Middlebrooks also got a $925,000 signing bonus.  The vast majority of guys playing in the minor leagues were lucky to get a 5-figure signing bonus (if that).  Most teams last year took 41 guys in the draft (granted not all of them sign, etc, etc).  Middlebrooks was the 6th guy selected by the Red Sox in 2007.  Just for perspective, Ken Roque was taken in the 10th rd (still amongst the top 10 picks by the Red Sox) and his signing bonus was $70,000 (which is still nice, but not like Middlebrooks nice).

Hayhurst, the guy who wrote the article, was drafted in the 8th rd and got a $15,000 signing bonus.
 
2014-05-15 12:29:53 PM  
Minor league ballplayers should be paid at least as much as college football athletes.
 
2014-05-15 12:45:03 PM  
Newsflash: All of sports is like this. A few people in the top 1% make all the money; anyone but those people make nothing. Front office, too.

Hell, some teams just hire seasonal workers for their front office.
 
2014-05-15 01:17:04 PM  

van1ty: "waanh, I can't make a living playing sports."


That's sort of my feeling. There's a big difference between "I can't make any money doing my favorite hobby, which is playing sports" and "I can't make any money because I have to work at Walmart, because it's the only place left in town."

//Unless your feel-good dream IS to work at Walmart, then I can't help you
 
2014-05-15 01:46:23 PM  

snowshovel: That's sort of my feeling. There's a big difference between "I can't make any money doing my favorite hobby, which is playing sports" and "I can't make any money because I have to work at Walmart, because it's the only place left in town."

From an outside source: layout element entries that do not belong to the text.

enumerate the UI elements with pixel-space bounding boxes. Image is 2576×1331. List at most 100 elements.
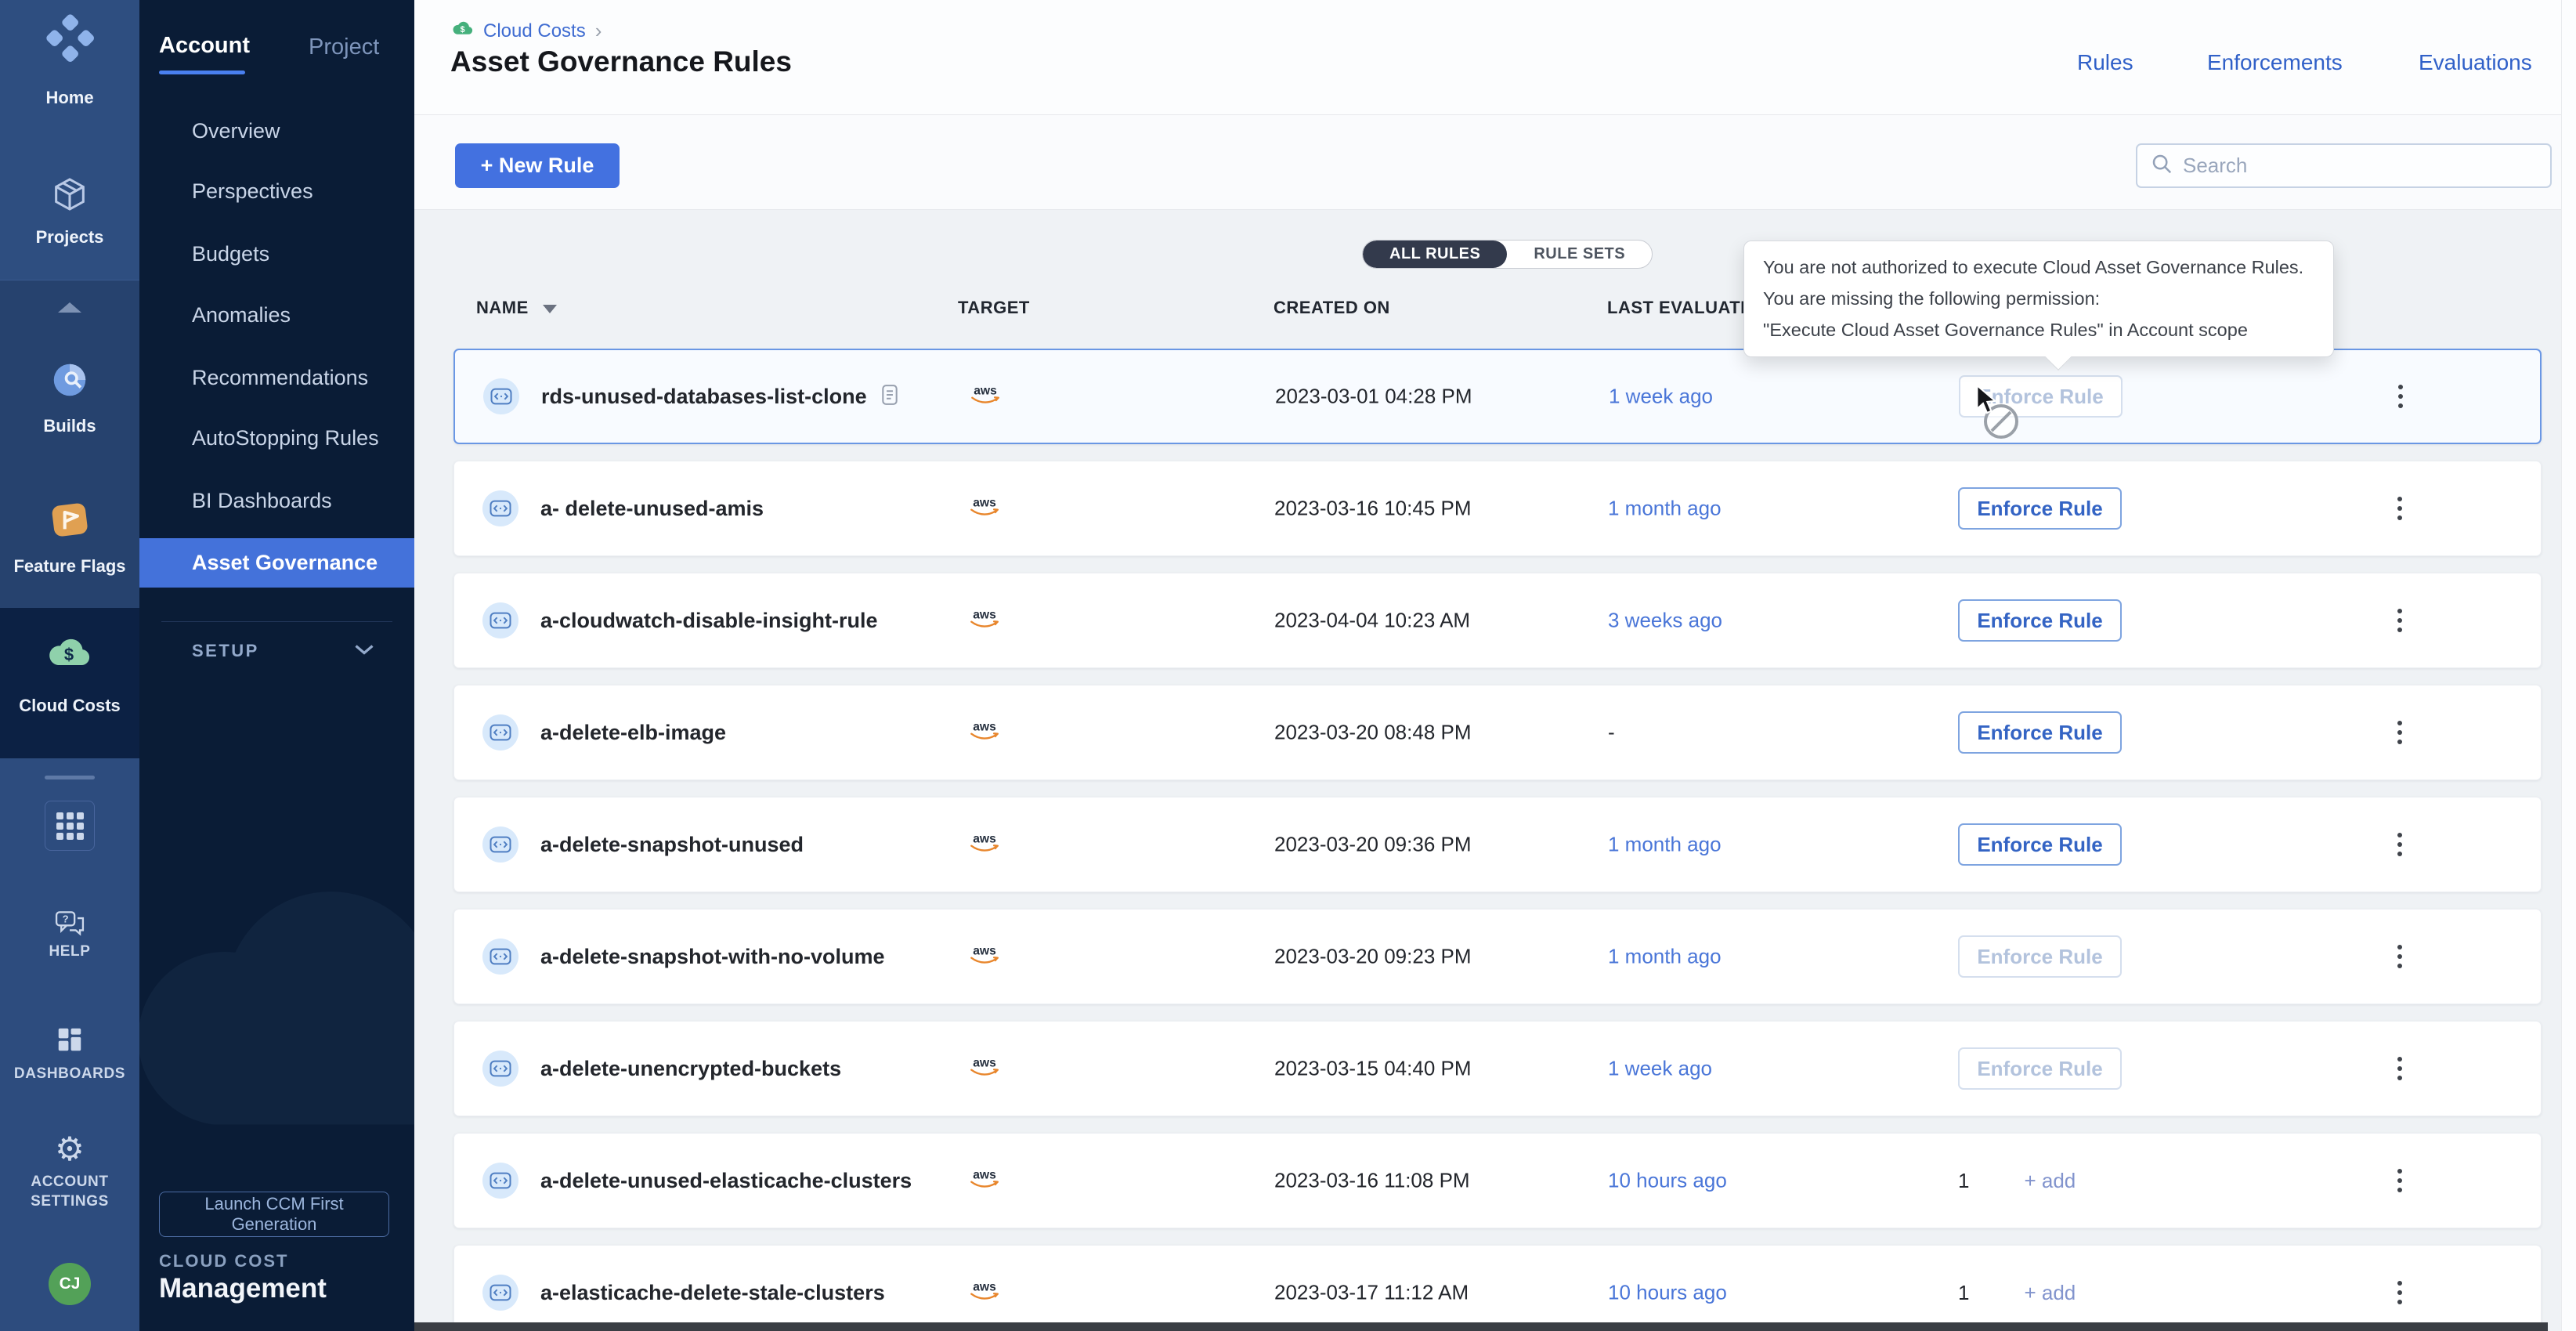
rule-name[interactable]: a-elasticache-delete-stale-clusters [540, 1281, 885, 1305]
sidebar-item-projects[interactable]: Projects [0, 227, 139, 248]
table-row[interactable]: a-cloudwatch-disable-insight-rule aws 20… [453, 573, 2542, 668]
last-evaluation-cell[interactable]: 1 month ago [1608, 497, 1722, 521]
nav-item-budgets[interactable]: Budgets [192, 242, 269, 266]
rule-name[interactable]: a- delete-unused-amis [540, 497, 764, 521]
column-header-created-on[interactable]: CREATED ON [1274, 298, 1390, 318]
setup-section-label[interactable]: SETUP [192, 641, 259, 661]
column-header-name[interactable]: NAME [476, 298, 557, 318]
collapse-sidebar-button[interactable] [0, 302, 139, 313]
last-evaluation-cell[interactable]: 1 week ago [1608, 1057, 1712, 1081]
feature-flags-icon[interactable] [0, 498, 139, 544]
tooltip-line: You are missing the following permission… [1763, 288, 2314, 309]
last-evaluation-cell[interactable]: 1 month ago [1608, 945, 1722, 969]
rule-name[interactable]: rds-unused-databases-list-clone [541, 385, 867, 409]
horizontal-scrollbar[interactable] [414, 1322, 2548, 1331]
rule-name[interactable]: a-delete-unencrypted-buckets [540, 1057, 841, 1081]
row-menu-button[interactable] [2390, 825, 2410, 864]
row-menu-button[interactable] [2390, 713, 2410, 752]
rule-name[interactable]: a-cloudwatch-disable-insight-rule [540, 609, 878, 633]
dashboards-icon[interactable] [0, 1025, 139, 1058]
enforce-rule-button[interactable]: Enforce Rule [1958, 487, 2122, 530]
column-header-target[interactable]: TARGET [958, 298, 1030, 318]
row-menu-button[interactable] [2390, 1273, 2410, 1312]
nav-item-autostopping-rules[interactable]: AutoStopping Rules [192, 426, 379, 450]
rule-name[interactable]: a-delete-unused-elasticache-clusters [540, 1169, 912, 1193]
sidebar-item-account-settings[interactable]: ACCOUNT SETTINGS [0, 1172, 139, 1211]
sidebar-item-feature-flags[interactable]: Feature Flags [0, 556, 139, 577]
sidebar-item-help[interactable]: HELP [0, 942, 139, 961]
tab-project[interactable]: Project [309, 34, 379, 60]
row-menu-button[interactable] [2390, 1161, 2410, 1200]
page-header: $ Cloud Costs › Asset Governance Rules R… [414, 0, 2561, 115]
user-avatar[interactable]: CJ [49, 1263, 91, 1305]
builds-icon[interactable] [0, 359, 139, 405]
cloud-costs-icon[interactable]: $ [0, 638, 139, 675]
rule-name[interactable]: a-delete-snapshot-unused [540, 833, 804, 857]
table-row[interactable]: a-delete-unused-elasticache-clusters aws… [453, 1133, 2542, 1228]
breadcrumb-cloud-costs-link[interactable]: Cloud Costs [483, 20, 586, 42]
page-title: Asset Governance Rules [450, 45, 792, 78]
last-evaluation-cell[interactable]: 10 hours ago [1608, 1169, 1727, 1193]
vertical-scrollbar-track[interactable] [2561, 0, 2576, 1331]
toggle-rule-sets[interactable]: RULE SETS [1507, 241, 1652, 268]
sidebar-item-dashboards[interactable]: DASHBOARDS [0, 1064, 139, 1083]
nav-item-asset-governance[interactable]: Asset Governance [139, 538, 414, 588]
chevron-down-icon[interactable] [352, 642, 376, 660]
nav-item-perspectives[interactable]: Perspectives [192, 179, 313, 204]
sidebar-item-home[interactable]: Home [0, 88, 139, 108]
add-enforcement-link[interactable]: + add [2024, 1169, 2076, 1193]
harness-logo-icon[interactable] [0, 13, 139, 67]
gear-icon[interactable]: ⚙ [0, 1133, 139, 1166]
last-evaluation-cell[interactable]: 1 month ago [1608, 833, 1722, 857]
row-menu-button[interactable] [2390, 377, 2411, 416]
rules-content: ALL RULES RULE SETS NAME TARGET CREATED … [414, 210, 2561, 1331]
nav-item-recommendations[interactable]: Recommendations [192, 366, 368, 390]
last-evaluation-cell[interactable]: - [1608, 721, 1615, 745]
last-evaluation-cell[interactable]: 10 hours ago [1608, 1281, 1727, 1305]
row-menu-button[interactable] [2390, 937, 2410, 976]
row-menu-button[interactable] [2390, 601, 2410, 640]
enforce-rule-button[interactable]: Enforce Rule [1958, 1047, 2122, 1090]
copy-icon[interactable] [880, 383, 900, 411]
table-row[interactable]: a-delete-unencrypted-buckets aws 2023-03… [453, 1021, 2542, 1116]
nav-item-bi-dashboards[interactable]: BI Dashboards [192, 489, 332, 513]
rule-name[interactable]: a-delete-snapshot-with-no-volume [540, 945, 885, 969]
sidebar-item-builds[interactable]: Builds [0, 416, 139, 436]
table-row[interactable]: a-elasticache-delete-stale-clusters aws … [453, 1245, 2542, 1331]
search-input[interactable] [2183, 154, 2538, 178]
enforce-rule-button[interactable]: Enforce Rule [1958, 711, 2122, 754]
new-rule-button[interactable]: + New Rule [455, 143, 620, 188]
created-on-cell: 2023-03-15 04:40 PM [1274, 1057, 1472, 1081]
enforce-rule-button[interactable]: Enforce Rule [1958, 935, 2122, 978]
table-row[interactable]: a-delete-snapshot-with-no-volume aws 202… [453, 909, 2542, 1004]
table-row[interactable]: a- delete-unused-amis aws 2023-03-16 10:… [453, 461, 2542, 556]
row-menu-button[interactable] [2390, 489, 2410, 528]
tab-account[interactable]: Account [159, 33, 250, 59]
search-box[interactable] [2136, 143, 2552, 188]
header-link-rules[interactable]: Rules [2077, 50, 2133, 75]
breadcrumb-separator: › [595, 19, 602, 43]
table-row[interactable]: a-delete-elb-image aws 2023-03-20 08:48 … [453, 685, 2542, 780]
last-evaluation-cell[interactable]: 1 week ago [1609, 385, 1713, 409]
enforce-rule-button[interactable]: Enforce Rule [1958, 599, 2122, 642]
row-menu-button[interactable] [2390, 1049, 2410, 1088]
header-link-enforcements[interactable]: Enforcements [2207, 50, 2343, 75]
add-enforcement-link[interactable]: + add [2024, 1281, 2076, 1305]
help-icon[interactable]: ? [0, 909, 139, 942]
rule-icon [482, 714, 518, 750]
last-evaluation-cell[interactable]: 3 weeks ago [1608, 609, 1722, 633]
table-row[interactable]: a-delete-snapshot-unused aws 2023-03-20 … [453, 797, 2542, 892]
enforce-rule-button[interactable]: Enforce Rule [1958, 823, 2122, 866]
launch-ccm-first-gen-button[interactable]: Launch CCM First Generation [159, 1192, 389, 1237]
projects-icon[interactable] [0, 174, 139, 219]
rule-name[interactable]: a-delete-elb-image [540, 721, 726, 745]
svg-text:aws: aws [973, 609, 996, 622]
sidebar-section-cloud-costs [0, 608, 139, 758]
sidebar-item-cloud-costs[interactable]: Cloud Costs [0, 696, 139, 716]
nav-item-anomalies[interactable]: Anomalies [192, 303, 291, 327]
nav-item-overview[interactable]: Overview [192, 119, 280, 143]
module-picker-button[interactable] [45, 801, 95, 851]
toggle-all-rules[interactable]: ALL RULES [1363, 241, 1507, 268]
header-link-evaluations[interactable]: Evaluations [2419, 50, 2532, 75]
table-row[interactable]: rds-unused-databases-list-clone aws 2023… [453, 349, 2542, 444]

//Unless your feel-good dream IS to work at Walmart, then I can't help you


Problem is, these fellows are having a hard time feeding themselves.  It might be kind of nice if the ML teams (who make millions upon millions) provide these dudes with room and board.
 
2014-05-15 02:09:45 PM  
I have to imagine it's somewhat difficult to stay in shape on a diet of top ramen and leftover stadium dogs.
 
2014-05-15 06:41:11 PM  

HotWingConspiracy: I can't get a job, I have mediocre skills in a kid's game.


van1ty: "waanh, I can't make a living playing sports."


Your corporate masters thank you for giving them leverage to drop your wages.

/After all, you don't bring them nearly as much money as grown men playing a kids' game.
 
2014-05-16 11:20:40 AM  

IlGreven: Your corporate masters thank you for giving them leverage to drop your wages.

/After all, you don't bring them nearly as much money as grown men playing a kids' game.


What a strange response.  Anyway not disputing that these guys ought to sue and win, but it seems like most of them are content to futilely chase the dream, so unless someone who's retired and still has standing wants to jump in and start a class action suit (or their is one not mentioned here) I dunno what you think I should be doing about this.